Author: Jedrzej Rybicki (FZJ)
Contributors: Anna Queralt (BSC), Maria Petrova-El Sayed (FZJ), Fabrizio Marozzo (DtoK Lab), François Exertier (Atos), Jorge Ejarque (BSC)
The eFlows4HPC project will implement a European workflow platform enabling development and execution of applications that leverage HPC, data analytics, and artificial intelligence. One of the key success factors for this project is the quick, easy, and efficient deployment of the created solution across the heterogeneous resources. Below, we will show how this multifaceted challenge is addressed.
Firstly, both supporting services as well as the required scientific codes need to be made available and executable on the target resources. To this end, eFlows4HPC is looking towards modern container solutions to be combined and adapted to the project orchestration solution. Beyond the ease of deployment, the application of containers for scientific code strongly contributes to reproducibility of the research.
The containers created in the project will be made available in a software catalog, allowing for the reuse not only within but also outside of the project.

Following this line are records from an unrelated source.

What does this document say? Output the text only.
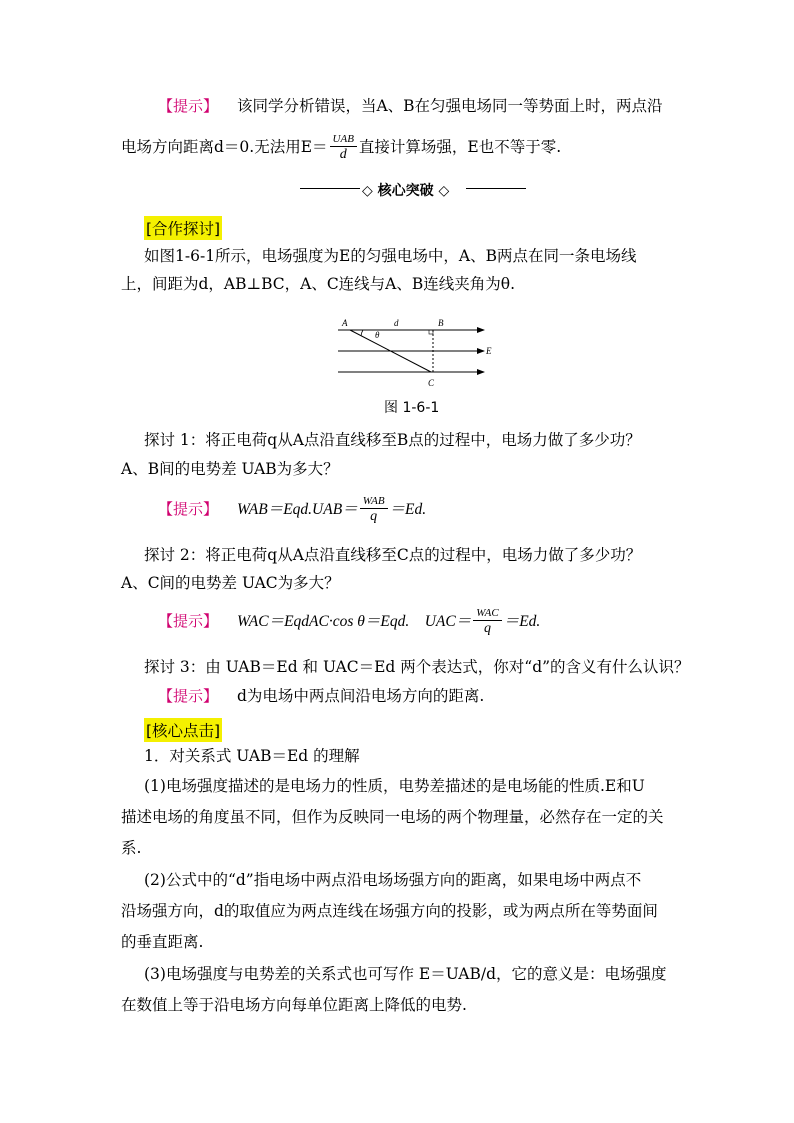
【提示】 该同学分析错误，当A、B在匀强电场同一等势面上时，两点沿
电场方向距离d＝0.无法用$E= \frac{\text{UAB}}{d}$ 直接计算场强，E也不等于零.
◇ 核心突破 ◇
[合作探讨]
如图1-6-1所示，电场强度为E的匀强电场中，A、B两点在同一条电场线
上，间距为d，AB⊥BC，A、C连线与A、B连线夹角为θ.
A	d	B
θ
E
C
图 1-6-1
探讨 1：将正电荷q从A点沿直线移至B点的过程中，电场力做了多少功？
A、B间的电势差 UAB为多大？
【提示】 $WAB=Eqd.UAB= \frac{\text{WAB}}{q} =Ed$.
探讨 2：将正电荷q从A点沿直线移至C点的过程中，电场力做了多少功？
A、C间的电势差 UAC为多大？
【提示】 WAC＝EqdAC·cos θ＝Eqd.　$UAC= \frac{\text{WAC}}{q} =Ed$.
探讨 3：由 UAB＝Ed 和 UAC＝Ed 两个表达式，你对“d”的含义有什么认识？
【提示】 d为电场中两点间沿电场方向的距离.
[核心点击]
1．对关系式 UAB＝Ed 的理解
(1)电场强度描述的是电场力的性质，电势差描述的是电场能的性质.E和U
描述电场的角度虽不同，但作为反映同一电场的两个物理量，必然存在一定的关
系.
(2)公式中的“d”指电场中两点沿电场场强方向的距离，如果电场中两点不
沿场强方向，d的取值应为两点连线在场强方向的投影，或为两点所在等势面间
的垂直距离.
(3)电场强度与电势差的关系式也可写作 E＝UAB/d，它的意义是：电场强度
在数值上等于沿电场方向每单位距离上降低的电势.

In case of the eFlows4HPC services, the flexibility of the deployment with containers will be further amplified by the flexibility of the underlying resources of the Helmholtz Data Federation Cloud. It will enable a solution accommodating the changes in the user requirements, creation of on-demand instances of popular services, as well as expected fault-tolerance.
The process of deployment also needs to safe-guard the availability of the relevant data, in the format required by the particular workflow. To this end, eFlows4HPC will establish a Data Logistics Service and employ modern data management and storage solutions: dataClay, Hecuba, and Ophidia.
The envisioned data movement will not only deploy the required data sets on the processing resources. The movements to register the created artefacts, i.e., computation results with the external repositories, will also be supported. This, together with the formalization of the data movements, is crucial to implement the vision of FAIR (Findible, Accessible, Interoperable, Reusable) scientific endeavours.
Workflow deployment and service operations across heterogeneous resources
Lastly, a cross-cutting concern of the deployment is its optimisation also in terms of energy efficiency. Here again, the above-mentioned storage solutions of dataClay, Hecuba, and Ophidia offer help by enabling efficient in-storage and in-memory processing. Furthermore, a more holistic view of the workflow executions will be established and optimised by reducing the data movements, use of specialised resources, and correct setting of the execution parameters.
eFlows4HPC plays an important role as an intermediator, mapping the needs of the scientific users on the technical solutions created in the project. The needs can only be satisfied if the created solutions are effectively deployed.